The dictionary defines “study” as “the application of the mind to the acquisition of knowledge…by reading, investigation, or reflection….” St. Dominic didn’t invent study, but he invested it with a purpose that was wholly his own. Benedictines study a great deal. They may become smart along the way, but Benedictines study to become holy.
The Franciscans have produced great scholars, but legends say that St. Francis himself was suspicious of school. Fr. Augustine’s book will probably deny this, so let’s repeat it one last time. St. Francis is reported to have said,
The Lord told me that He would have me poor and foolish in this world and that He willed not to lead us by any way other than that.
A Dominican’s study is an act of piety ordered to an end outside of us. It may not make us holy, but it ought to make us smart – at least smart enough to cause the people we preach to, to think – and to call them to God. Study is our obligation, and everyone we preach to has the right to expect it of us.
How beautiful, Isaiah tells us, are the feet of the one who brings Good News. Notice, it’s the preacher’s feet that are beautiful, not the shoes. The light of Christ equips us to look beneath the surface of things, to penetrate to the truth. As St. Dominic did when the Albignesians said that matter and spirit are so opposed that God could never be united with something so fallen as this flesh, or reveal Himself in anything so corrupt as food and drink.

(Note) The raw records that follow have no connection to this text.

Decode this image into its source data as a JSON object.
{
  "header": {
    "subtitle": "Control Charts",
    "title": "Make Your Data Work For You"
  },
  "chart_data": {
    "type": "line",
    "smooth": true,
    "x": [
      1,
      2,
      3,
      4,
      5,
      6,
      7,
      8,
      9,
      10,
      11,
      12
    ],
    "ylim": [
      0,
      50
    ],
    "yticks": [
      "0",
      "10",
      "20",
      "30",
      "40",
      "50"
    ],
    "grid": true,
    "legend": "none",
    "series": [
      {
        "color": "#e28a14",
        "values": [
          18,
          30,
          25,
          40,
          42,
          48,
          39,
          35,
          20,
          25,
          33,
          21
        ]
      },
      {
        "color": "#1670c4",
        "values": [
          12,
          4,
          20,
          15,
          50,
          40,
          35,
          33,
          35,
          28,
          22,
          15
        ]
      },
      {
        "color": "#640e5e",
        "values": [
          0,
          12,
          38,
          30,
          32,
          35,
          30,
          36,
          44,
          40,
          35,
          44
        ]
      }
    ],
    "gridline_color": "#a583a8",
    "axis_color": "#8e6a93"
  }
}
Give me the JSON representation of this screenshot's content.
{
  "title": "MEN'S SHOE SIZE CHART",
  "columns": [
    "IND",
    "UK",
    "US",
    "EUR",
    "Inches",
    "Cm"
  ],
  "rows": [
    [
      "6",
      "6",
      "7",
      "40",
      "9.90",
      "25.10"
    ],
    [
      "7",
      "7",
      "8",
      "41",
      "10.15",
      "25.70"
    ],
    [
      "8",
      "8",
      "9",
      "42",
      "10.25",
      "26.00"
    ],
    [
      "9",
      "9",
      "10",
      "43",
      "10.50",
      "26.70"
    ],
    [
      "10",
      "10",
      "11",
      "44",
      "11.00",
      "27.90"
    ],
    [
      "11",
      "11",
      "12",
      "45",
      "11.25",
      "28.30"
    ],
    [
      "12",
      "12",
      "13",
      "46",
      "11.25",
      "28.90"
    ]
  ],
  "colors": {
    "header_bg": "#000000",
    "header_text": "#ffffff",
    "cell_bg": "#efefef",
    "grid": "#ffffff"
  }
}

We are the light of the world, Our Savior tells us – a light that makes things bright, keeps them safe and makes them warm. Warmth may not be a quality we immediately associate with St. Dominic, but one of his peers wrote,
... the tranquil composure of the inner man was revealed outwardly by the kindliness and cheerfulness of his expression [which] easily won the love of everybody. Without difficulty he found his way into people’s hearts as soon as they saw him.
“As soon as they saw him.” Like that city on a hill. The life of our founder, no less than the example from the gospel, warns us, if we’re going to enjoy the prominence, we must be prepared to embrace the responsibility.